The scientists arrived the next day. Terrence especially enjoyed listening to the professor of hydrology from the university, who seemed to know everything about the behavior of water. He admitted he had never seen or heard of anything quite like it. But The Waterfall affected him in the same way it had affected us. He stopped pontificating, tossed his hat in the air, and filled both hands with the magical water. Even the most skeptical old geezers would end up giggling and playing in it like a bunch of drunken otters.
We decided to open The Waterfall three days a week: one day to the public, one day to the scientists, and one day to the media. The county brought port-a-johns, which we hid behind the chicken house. We made arrangements with the Veterans of Foreign Wars club down the road to use their parking lot. They charged a little and used the money to erect a monument with all their members’ names.
Everybody wanted to commercialize The Waterfall. God knows how many times we were offered multiple millions of dollars to buy our three acres of rocky, infertile land. The only things that grow well here are mushrooms and ginseng.
After the first shock wave, things settled down. I am not sure if it was the negative ions the waterfall put out or what, but visitors have been very polite and respectful; you might even say reverent. Never any pushing or shoving, no rudeness or impatience that I’ve seen.
Within three months, it became clear that the arrival of The Waterfall had changed our town in subtle ways. It brought prosperity and all the marginally desirable things that go along with a massive influx of curious people.

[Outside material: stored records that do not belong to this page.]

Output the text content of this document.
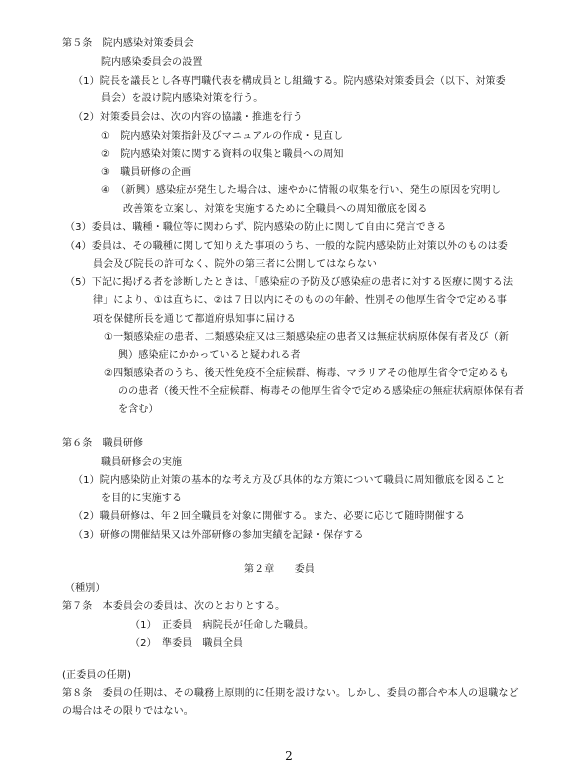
第５条　院内感染対策委員会
院内感染委員会の設置
（1）院長を議長とし各専門職代表を構成員とし組織する。院内感染対策委員会（以下、対策委
員会）を設け院内感染対策を行う。
（2）対策委員会は、次の内容の協議・推進を行う
①　院内感染対策指針及びマニュアルの作成・見直し
②　院内感染対策に関する資料の収集と職員への周知
③　職員研修の企画
④　（新興）感染症が発生した場合は、速やかに情報の収集を行い、発生の原因を究明し
改善策を立案し、対策を実施するために全職員への周知徹底を図る
（3）委員は、職種・職位等に関わらず、院内感染の防止に関して自由に発言できる
（4）委員は、その職種に関して知りえた事項のうち、一般的な院内感染防止対策以外のものは委
員会及び院長の許可なく、院外の第三者に公開してはならない
（5）下記に掲げる者を診断したときは、「感染症の予防及び感染症の患者に対する医療に関する法
律」により、①は直ちに、②は７日以内にそのものの年齢、性別その他厚生省令で定める事
項を保健所長を通じて都道府県知事に届ける
①一類感染症の患者、二類感染症又は三類感染症の患者又は無症状病原体保有者及び（新
興）感染症にかかっていると疑われる者
②四類感染者のうち、後天性免疫不全症候群、梅毒、マラリアその他厚生省令で定めるも
のの患者（後天性不全症候群、梅毒その他厚生省令で定める感染症の無症状病原体保有者
を含む）
第６条　職員研修
職員研修会の実施
（1）院内感染防止対策の基本的な考え方及び具体的な方策について職員に周知徹底を図ること
を目的に実施する
（2）職員研修は、年２回全職員を対象に開催する。また、必要に応じて随時開催する
（3）研修の開催結果又は外部研修の参加実績を記録・保存する
第２章　　委員
（種別）
第７条　本委員会の委員は、次のとおりとする。
（1）　正委員　病院長が任命した職員。
（2）　準委員　職員全員
(正委員の任期)
第８条　委員の任期は、その職務上原則的に任期を設けない。しかし、委員の都合や本人の退職など
の場合はその限りではない。
2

But, more than just the money, The Waterfall brought freedom from fear. Our little town was part of a miracle. People relaxed. They stopped looking over their shoulders for the police to arrest them, or the banker to foreclose on their house, or the mortician to embalm them with those nasty chemicals. Sure, people have died, and have suffered illness and loss and the usual hardships that accompany mortal life, but there’s peacefulness in the way we go about living now. We smile more at each other, and we speak to strangers.

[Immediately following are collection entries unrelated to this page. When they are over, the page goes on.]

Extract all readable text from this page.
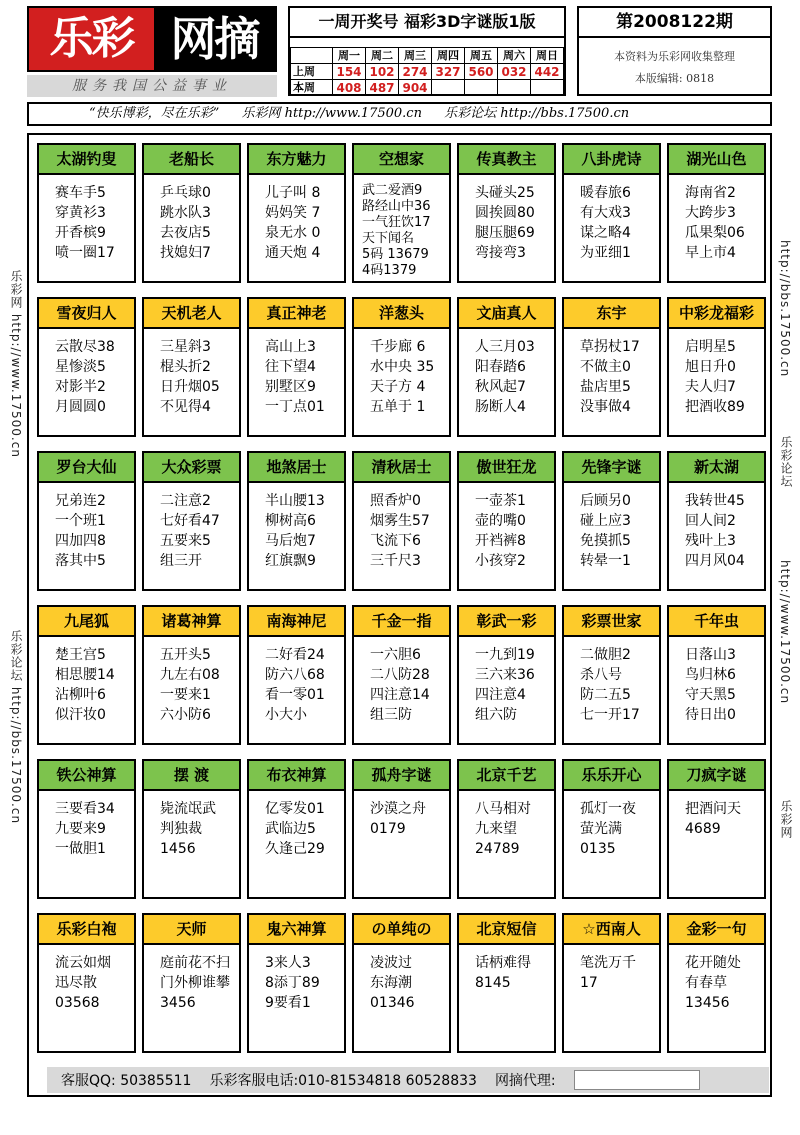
乐彩 网摘
服务我国公益事业
一周开奖号 福彩3D字谜版1版
	周一	周二	周三	周四	周五	周六	周日
上周	154	102	274	327	560	032	442
本周	408	487	904				
第2008122期
本资料为乐彩网收集整理
本版编辑: 0818
“快乐博彩，尽在乐彩” 乐彩网 http://www.17500.cn 乐彩论坛 http://bbs.17500.cn
乐彩网 http://www.17500.cn
乐彩论坛 http://bbs.17500.cn
http://bbs.17500.cn
乐彩论坛
http://www.17500.cn
乐彩网
客服QQ: 50385511 乐彩客服电话:010-81534818 60528833 网摘代理:
太湖钓叟
赛车手5
穿黄衫3
开香槟9
喷一圈17
老船长
乒乓球0
跳水队3
去夜店5
找媳妇7
东方魅力
儿子叫 8
妈妈笑 7
泉无水 0
通天炮 4
空想家
武二爱酒9
路经山中36
一气狂饮17
天下闻名
5码 13679
4码1379
传真教主
头碰头25
圆挨圆80
腿压腿69
弯接弯3
八卦虎诗
暖春旅6
有大戏3
谋之略4
为亚细1
湖光山色
海南省2
大跨步3
瓜果梨06
早上市4
雪夜归人
云散尽38
星惨淡5
对影半2
月圆圆0
天机老人
三星斜3
棍头折2
日升烟05
不见得4
真正神老
高山上3
往下望4
别墅区9
一丁点01
洋葱头
千步廊 6
水中央 35
天子方 4
五单于 1
文庙真人
人三月03
阳春踏6
秋风起7
肠断人4
东宇
草拐杖17
不做主0
盐店里5
没事做4
中彩龙福彩
启明星5
旭日升0
夫人归7
把酒收89
罗台大仙
兄弟连2
一个班1
四加四8
落其中5
大众彩票
二注意2
七好看47
五要来5
组三开
地煞居士
半山腰13
柳树高6
马后炮7
红旗飘9
清秋居士
照香炉0
烟雾生57
飞流下6
三千尺3
傲世狂龙
一壶茶1
壶的嘴0
开裆裤8
小孩穿2
先锋字谜
后顾另0
碰上应3
免摸抓5
转晕一1
新太湖
我转世45
回人间2
残叶上3
四月风04
九尾狐
楚王宫5
相思腰14
沾柳叶6
似汗妆0
诸葛神算
五开头5
九左右08
一要来1
六小防6
南海神尼
二好看24
防六八68
看一零01
小大小
千金一指
一六胆6
二八防28
四注意14
组三防
彰武一彩
一九到19
三六来36
四注意4
组六防
彩票世家
二做胆2
杀八号
防二五5
七一开17
千年虫
日落山3
鸟归林6
守天黑5
待日出0
铁公神算
三要看34
九要来9
一做胆1
摆 渡
毙流氓武
判独裁
1456
布衣神算
亿零发01
武临边5
久逢己29
孤舟字谜
沙漠之舟
0179
北京千艺
八马相对
九来望
24789
乐乐开心
孤灯一夜
萤光满
0135
刀疯字谜
把酒问天
4689
乐彩白袍
流云如烟
迅尽散
03568
天师
庭前花不扫
门外柳谁攀
3456
鬼六神算
3来人3
8添丁89
9要看1
の单纯の
凌波过
东海潮
01346
北京短信
话柄难得
8145
☆西南人
笔洗万千
17
金彩一句
花开随处
有春草
13456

We love the waterfall, and we love each other. Maybe we always loved each other but didn’t realize it, or were afraid to show it. The Waterfall-from-Nowhere proved that there is mystery in this universe, and it is good-natured.
Then, as suddenly as it came, it went. Or rather, it transformed.
The day started as usual: Pandapuss waking me up at dawn, wanting me to go out with him. Terrence was still asleep. It was our “day off” from visitors and nobody was around.
The Waterfall had changed to a pillar of fire.